Here's a toothy problem
Forensic dentist called in to work on Tangmo case pleas for more state help for her profession
Pisha Pittayapat, one of Thailand's very few forensic dentists, has urged the government to support forensic odontology so there will be more experts in the application of dentistry for the benefit of legal proceedings.
Ms Pisha is part of a panel of forensic experts set up recently by the Justice Ministry to review the autopsy details of TV actress Pattarathida "Tangmo" Patcharaveerapong who fell off a speedboat and drowned in the Chao Phraya River in Nonthaburi on Feb 24.
The move came after lawyer Kritsana Sriboonpimsuay submitted a request on behalf of Tangmo's mother to the ministry's Central Institute of Forensic Medicine.
The purpose was to clear up any doubts about what happened to the actress's body, including a burn mark on her chest, the condition of her teeth and head, and a deep wound on her thigh.
Ms Pisha, a forensic odontologist from Chulalongkorn Hospital, was responsible for examining the oral cavity and confirmed there were no broken teeth.

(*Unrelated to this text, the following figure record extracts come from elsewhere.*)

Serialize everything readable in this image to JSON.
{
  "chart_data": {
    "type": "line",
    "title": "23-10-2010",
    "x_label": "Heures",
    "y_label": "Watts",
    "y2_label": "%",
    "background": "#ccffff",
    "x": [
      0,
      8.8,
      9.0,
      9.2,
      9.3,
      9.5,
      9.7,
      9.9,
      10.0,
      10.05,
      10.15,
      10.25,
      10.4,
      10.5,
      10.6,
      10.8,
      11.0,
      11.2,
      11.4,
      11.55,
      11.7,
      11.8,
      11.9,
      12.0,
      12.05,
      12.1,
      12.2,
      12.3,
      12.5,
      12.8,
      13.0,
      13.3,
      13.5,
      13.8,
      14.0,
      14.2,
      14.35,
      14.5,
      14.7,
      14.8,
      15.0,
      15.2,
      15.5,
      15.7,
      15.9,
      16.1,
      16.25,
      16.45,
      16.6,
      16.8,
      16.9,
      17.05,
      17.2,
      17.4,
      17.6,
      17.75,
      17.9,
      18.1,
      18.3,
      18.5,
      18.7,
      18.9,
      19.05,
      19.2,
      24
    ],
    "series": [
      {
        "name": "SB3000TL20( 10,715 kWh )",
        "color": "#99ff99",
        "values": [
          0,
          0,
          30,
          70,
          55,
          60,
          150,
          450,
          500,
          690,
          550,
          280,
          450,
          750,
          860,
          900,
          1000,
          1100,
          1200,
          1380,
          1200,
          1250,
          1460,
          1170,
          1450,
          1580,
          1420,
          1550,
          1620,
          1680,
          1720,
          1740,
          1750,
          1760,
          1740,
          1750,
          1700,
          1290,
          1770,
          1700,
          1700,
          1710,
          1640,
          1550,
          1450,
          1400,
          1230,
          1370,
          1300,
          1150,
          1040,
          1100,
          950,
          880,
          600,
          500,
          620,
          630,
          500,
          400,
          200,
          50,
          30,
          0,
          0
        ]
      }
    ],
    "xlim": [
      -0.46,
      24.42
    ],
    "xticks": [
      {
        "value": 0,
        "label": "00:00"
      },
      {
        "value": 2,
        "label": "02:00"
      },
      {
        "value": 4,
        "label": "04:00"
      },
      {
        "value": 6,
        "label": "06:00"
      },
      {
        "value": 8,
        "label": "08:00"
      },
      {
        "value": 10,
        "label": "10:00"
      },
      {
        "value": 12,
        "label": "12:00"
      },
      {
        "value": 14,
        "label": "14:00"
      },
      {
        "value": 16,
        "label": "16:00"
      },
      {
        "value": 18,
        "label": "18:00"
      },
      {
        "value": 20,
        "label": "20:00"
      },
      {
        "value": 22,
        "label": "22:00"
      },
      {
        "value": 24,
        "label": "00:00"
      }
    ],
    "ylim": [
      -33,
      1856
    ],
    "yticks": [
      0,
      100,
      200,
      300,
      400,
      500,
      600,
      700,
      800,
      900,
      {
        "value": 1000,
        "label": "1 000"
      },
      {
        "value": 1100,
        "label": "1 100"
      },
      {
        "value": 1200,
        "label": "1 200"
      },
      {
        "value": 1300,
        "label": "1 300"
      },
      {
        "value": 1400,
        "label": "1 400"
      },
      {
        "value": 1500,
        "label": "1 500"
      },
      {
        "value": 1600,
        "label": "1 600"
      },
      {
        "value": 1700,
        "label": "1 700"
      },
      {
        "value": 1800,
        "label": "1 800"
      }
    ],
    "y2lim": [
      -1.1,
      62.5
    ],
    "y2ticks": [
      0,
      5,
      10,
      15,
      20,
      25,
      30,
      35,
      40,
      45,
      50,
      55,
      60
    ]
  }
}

Ms Pisha received a bachelor's degree in dental surgery (first-class honours) from Chulalongkorn University's Faculty of Dentistry. She also obtained a graduate diploma in clinical science in oral and maxillofacial radiology from the university.
She went on to receive a master's degree in forensic odontology and a doctorate in biomedical sciences from the University of Leuven in Belgium.
Ms Picha is currently a lecturer at the department of radiology of Chulalongkorn University's Faculty of Dentistry.
"A role model who inspired me to take up forensic dentistry is Pol Maj Gen Surasak Joycharoon, a forensic expert at Police General Hospital, who I had a chance to study and work with, particularly when the 2004 tsunami hit.
"At the time, I was a graduate fresh from university and volunteered to help with the identification of people killed by the tsunami at Wat Yan Yao in Phangnga. The dental identification process was instrumental in identifying and sending many bodies of foreigners back home,'' Ms Pisha said.
She said there are several forensic methods for establishing the identity of dead bodies, such as DNA testing, fingerprint examination and forensic dentistry.
However, dental examination is rarely applied if the bodies can still be recognised and identified.
Forensic dentistry will play a key role when bodies are damaged or decomposed beyond recognition. Dental identification will deliver results with the same accuracy as DNA testing, she said.
"The results from dental identification are on a par with fingerprints and DNA testing. The procedure involves examining the oral cavity, and taking an X-ray and photos of all the teeth. The person's dental treatment history is also required for comparison," she said.
A specialist in dental radiography, Ms Pisha said that information regarding dental restoration, such as dental fillings, dental crowns, dental implants and dental braces is helpful in the identification process.
"Actually, forensic dentists will be able to join the identification process only at the request of other forensic pathologists.
"We are often called in when the bodies are unrecognisable, such as when a fire breaks out, people are killed in a house and an insurance company wants to determine if those killed are the policy-holders,'' Ms Pisha said.
Dental examination would be tougher if the body is badly burned in the fire and the teeth exposed to extreme heat, making them brittle.
Any attempt to open the mouth or move the body could cause the teeth to break or shatter easily, which would necessitate an X-ray of the teeth instead, Ms Pisha said.
"We have to take about 14 to 18 radiographs and the procedure takes one to two hours for each case. In the wake of the 2004 tsunami, we spent several days performing x-rays of the teeth. We could identify and send home more than 800 bodies of deceased foreigners. Today, the procedure is much faster and the equipment is more advanced,'' Ms Pisha said.
She said that forensic odontology has played a key role in solving crimes in several countries, such as the case of American serial killer Ted Bundy.
Before his execution in 1989, Bundy admitted to killing more than 30 young women across several US states in the 1970s.
Bundy bit one of his victims and his bite mark left on the victim later proved a match with his teeth. This was used as evidence leading to his conviction, Ms Pisha said.
She said the number of forensic dentists is limited worldwide and there are only a few institutes teaching forensic odontology across the world.
The university in Belgium no longer offers the course of forensic odontology because few students were interested. It is still being taught in the US, Australia and Scotland.
There is no such course in Thailand, Ms Pisha said.
She said Thailand's dental identification technology is no different from that in other countries, though the number of forensic dentists in the country is small, with only 24 of them nationwide.
But a Thai student in forensic odontology will graduate from the University of Dundee in Scotland shortly to add another name to the list, she added.
Forensic odontology is as important as other branches of medicine and forensic science, she said, urging the government to support it by providing scholarships to students to study abroad so they can put it to good use for the identification process.
"Thailand should be prepared in every respect so there will be enough forensic dentists to lend a helping hand," Ms Pisha said.